Idioms are great. But they don’t always translate easily.
Finnish idioms differ from English ones according to the culture. In the land of forests, you don’t stand around uselessly like a lemon, but sit like a mushroom (“istua kuin tatti”), and two people are not alike as two peas in a pod, but like two berries (“kuin kaksi marjaa”). Smell a rat in English? In Finnish, if something fishy (suspicious) is going on, a dog is buried (“Koira haudattuna”). But be careful in finding the source of the problem. Don’t just let sleeping dogs lie like in England. In the wild north, you should never wake a sleeping bear (“Älä herätä nukkuvaa karhua”). Want to save time? In the land where only insect life is strong enough to survive the winter, you don’t kill two birds with one stone, you get two flies with one hit (“Lyödä kaksi kärpästä yhdellä iskulla”).
But if you’ve got buns in the oven in Finnish, it doesn’t mean you’re expecting twins, it means you’re sitting pretty (doing well – “Hyvin on pullat uunissa, ei pala ei paistu”).

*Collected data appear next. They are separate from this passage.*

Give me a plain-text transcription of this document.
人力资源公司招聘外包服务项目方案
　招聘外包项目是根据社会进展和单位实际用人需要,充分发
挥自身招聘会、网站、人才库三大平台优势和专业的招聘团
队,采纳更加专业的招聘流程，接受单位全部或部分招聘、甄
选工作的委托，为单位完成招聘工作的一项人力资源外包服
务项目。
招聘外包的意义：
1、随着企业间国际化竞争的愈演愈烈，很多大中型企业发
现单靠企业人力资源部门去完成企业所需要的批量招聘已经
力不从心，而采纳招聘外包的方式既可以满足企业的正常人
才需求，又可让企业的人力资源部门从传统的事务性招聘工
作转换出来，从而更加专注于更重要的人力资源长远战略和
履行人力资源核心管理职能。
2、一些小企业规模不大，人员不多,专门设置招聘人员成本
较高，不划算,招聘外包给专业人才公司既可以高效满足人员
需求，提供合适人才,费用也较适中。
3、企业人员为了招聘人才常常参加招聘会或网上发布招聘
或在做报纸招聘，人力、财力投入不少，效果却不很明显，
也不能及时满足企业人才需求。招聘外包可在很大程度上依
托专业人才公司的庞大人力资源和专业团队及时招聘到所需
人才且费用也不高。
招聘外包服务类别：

Some of these are in a bilingual series of Finnish-English idioms, with the literal and idiomatic translation and a picture for each; Se ei ole minun cup of tea. It’s great fun. Lots more come from this website. And don’t worry if you can’t remember all these sayings. No one is a blacksmith when they are born (“Ei kukaan ole seppä syntyessään”). In other words, Rome wasn’t built in a day; you can’t be expert at something without learning it first.